山での食事2

ペミカン物語

 大学山岳部や社会人山岳会等の組織に属していて冬山をやっていた、とう人はおそらく全員がペミカンという食物を知っているだろう。
 ご存じない方のために簡単に解説すると、主に肉を長期保存するために処理したもので、作り方は肉とタマネギ等の野菜類をラードで炒め、最後にラードでコテコテに固めてしまう、というものである。
 使い方は、お湯でペミカンを融かすと「油でギトギトの肉汁」ができるので、そこに味噌を入れれば豚汁、カレーを入れればカレー、という具合になんでもできちゃうわけである。例えば1週間の山行だったらペミカンを6セット用意し、カレー粉や味噌などをそれぞれ担ぎ上がれば、1週間の楽しい夕食は約束されたようなものである。
 ・・・・ほんとにぃ?

 このペミカン、かなり手強い代物である。なんてったってラードで固めてあるのである。要するにラードで封入することによって真空パックしているような状態をつくりだし、腐敗を防いでいるわけである。
 従って、具材に対する油の量が圧倒的である。コッヘルの中で融かすと、油の中に肉が浮いている状態になってしまう。こんな状態であるから、そこを出発点として作るメニューの幅も、それなりにけっこう限られてくる。

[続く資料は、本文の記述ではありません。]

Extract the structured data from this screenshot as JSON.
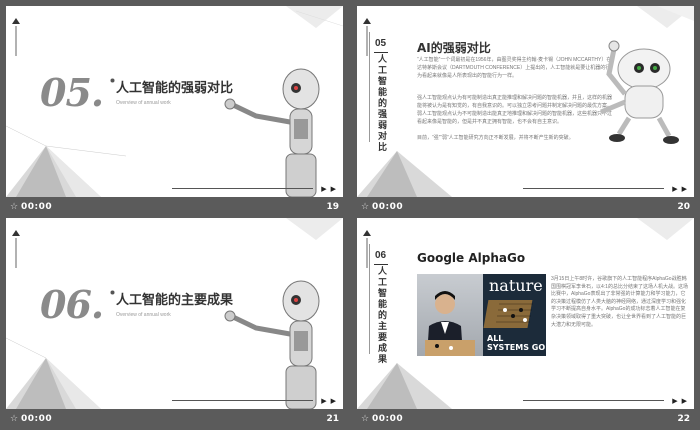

 カレーやシチューはまだ良い。すっごく脂っこくてくどい食べ物になってしまうが、ちゃんと食えるものになる。というか、山では毎日オーバーワークの限りを尽くしているので、これくらいコテコテのものでないと食った気にならん、ということもある。
 ただ、ビーフシチューを食おうと牛肉でペミカンを作ったことがあるが、あれは失敗だった。牛の肉と豚の油は合わ〜ん!
 鶏肉のペミカンも試したが結果は同じ。合わないと言うより豚の脂(ラード)の味や香りがきつすぎて、他の肉を使うとそこだけ味が混ざってへん〜なんである。

 豚汁は少し苦しい。
 普通にペミカンを溶かしてつくると油がきつすぎる。でもまあゴボウを山ほど入れればなんとか誤魔化せる。

 粕汁は辛かった。
 油がギトギト浮いた粕汁・・・かなり辛い。
 むろんコッヘルでペミカンを融かす時、少し長時間炒めて油を飛ばせばかなり改善される。が、ひとつ間違えば何がどうする冬山である。貴重なエネルギー源である油を飛ばしてしまうのは、本能的に非常に抵抗があった。それに飛んだ油がテントの内壁にギトギトこびりつき、高価なゴアテックスのテントをほぼ終わらせてしまったのは少々痛かった。

 私達はこうやって「料理のベース」としてペミカンを利用していたので、ペミカンを作る時味付けは基本的にしていなかった。せいぜいコショウをふっておくくらいだった。
 ただ、よその山岳部などと話をしていると、どうもそういうものばかりではないらしい。
 某大学の山岳部では、ペミカンにしっかり塩で味を付けるらしい。冬山に入るとそれを融かすだけの「ペミカン汁」ばかりらしい・・・げっそり。
 「つくるのが面倒だったりビバークの時はそのままペミカン囓ってもいけますよぉ」なんだそうな。

 夏山にペミカンを持ってきたパーティーも見たことがある。融けていた・・・どろどろになっていたあれを、あのパーティーはどう料理したのだろう・・・
 まあ考えてみれば、ペミカンの「保存食」としての本領は夏にこそ発揮されるものかもしれない。冬山ではどのみち1週間程度ではそうは腐らないからである。しかし、ラードが融けてしまっては「密封状態」にはならないと思うのだが・・・

 一度塩を忘れてしまったことがあったが、豚汁は良かったがシチューは不味かった。カレーも意外に辛かった。
 ちなみに豚汁は味噌なんぞは持っていかず、インスタント味噌汁で作るのである。
 カミさんがつい最近、茹でたスパゲティとタラコふりかけでタラコスパゲティを作ってみたが、まあそういうものである。

 ちなみに我が山岳部の必出メニューは、塩で味を付けたペミカンにコンソメの素を入れるだけの「ペミカンコンソメスープ」だった。下界で一度作ってみたが、この世のものとは思えないほど不味かった。あんなものをガツガツ食っていたとは、冬山登山のエネルギー消費の激しさが判ろうというものである。

緑色の肉

 それでは夏山にはどうやって肉を持ち込むのかというと、たいていは凍らせた肉をベースキャンプ(真砂沢)に着くやいなや雪渓の中に埋め込むという単純な方法で保存していた。
 ただ、フリーザーから出してから雷鳥沢なり真砂沢なりの雪渓に突っ込むまで、どうしたって7〜8時間はかかる。その間にも腐敗は進行している。
 さらに毎日少しずつ肉を取り出して使うのであるが、そうすると毎日少しずつ変色していくのが判った。
 肉が完全に緑色になってしまうと、まず臭いで普通の料理にはとても使えない。口をしっかり縛っているのに、雪渓から掘り起こした瞬間、もうかなり激しい臭いがするのである。
 仕方がないのでそういう肉はカレーにした。コショウを山ほどふりかけ、香辛料の臭いで少しでも肉の臭いを消そうという儚い抵抗だったが、やはりそれでも臭かった。
 そんなカレーを食っても誰も腹をこわさなかったのはさすがである。

 真砂沢のテントサイトのそばの雪渓は、各大学が持ち込んだ肉類の冷蔵庫があちこちに林立していた。ほっといてもよその大学の食料を取るやつなんて誰もいなかったので、各冷蔵庫には札が掲げてあるわけでもなく無造作なものであった。
 が、雪渓が崩壊して食料をごっそりロストしたやつらはいた。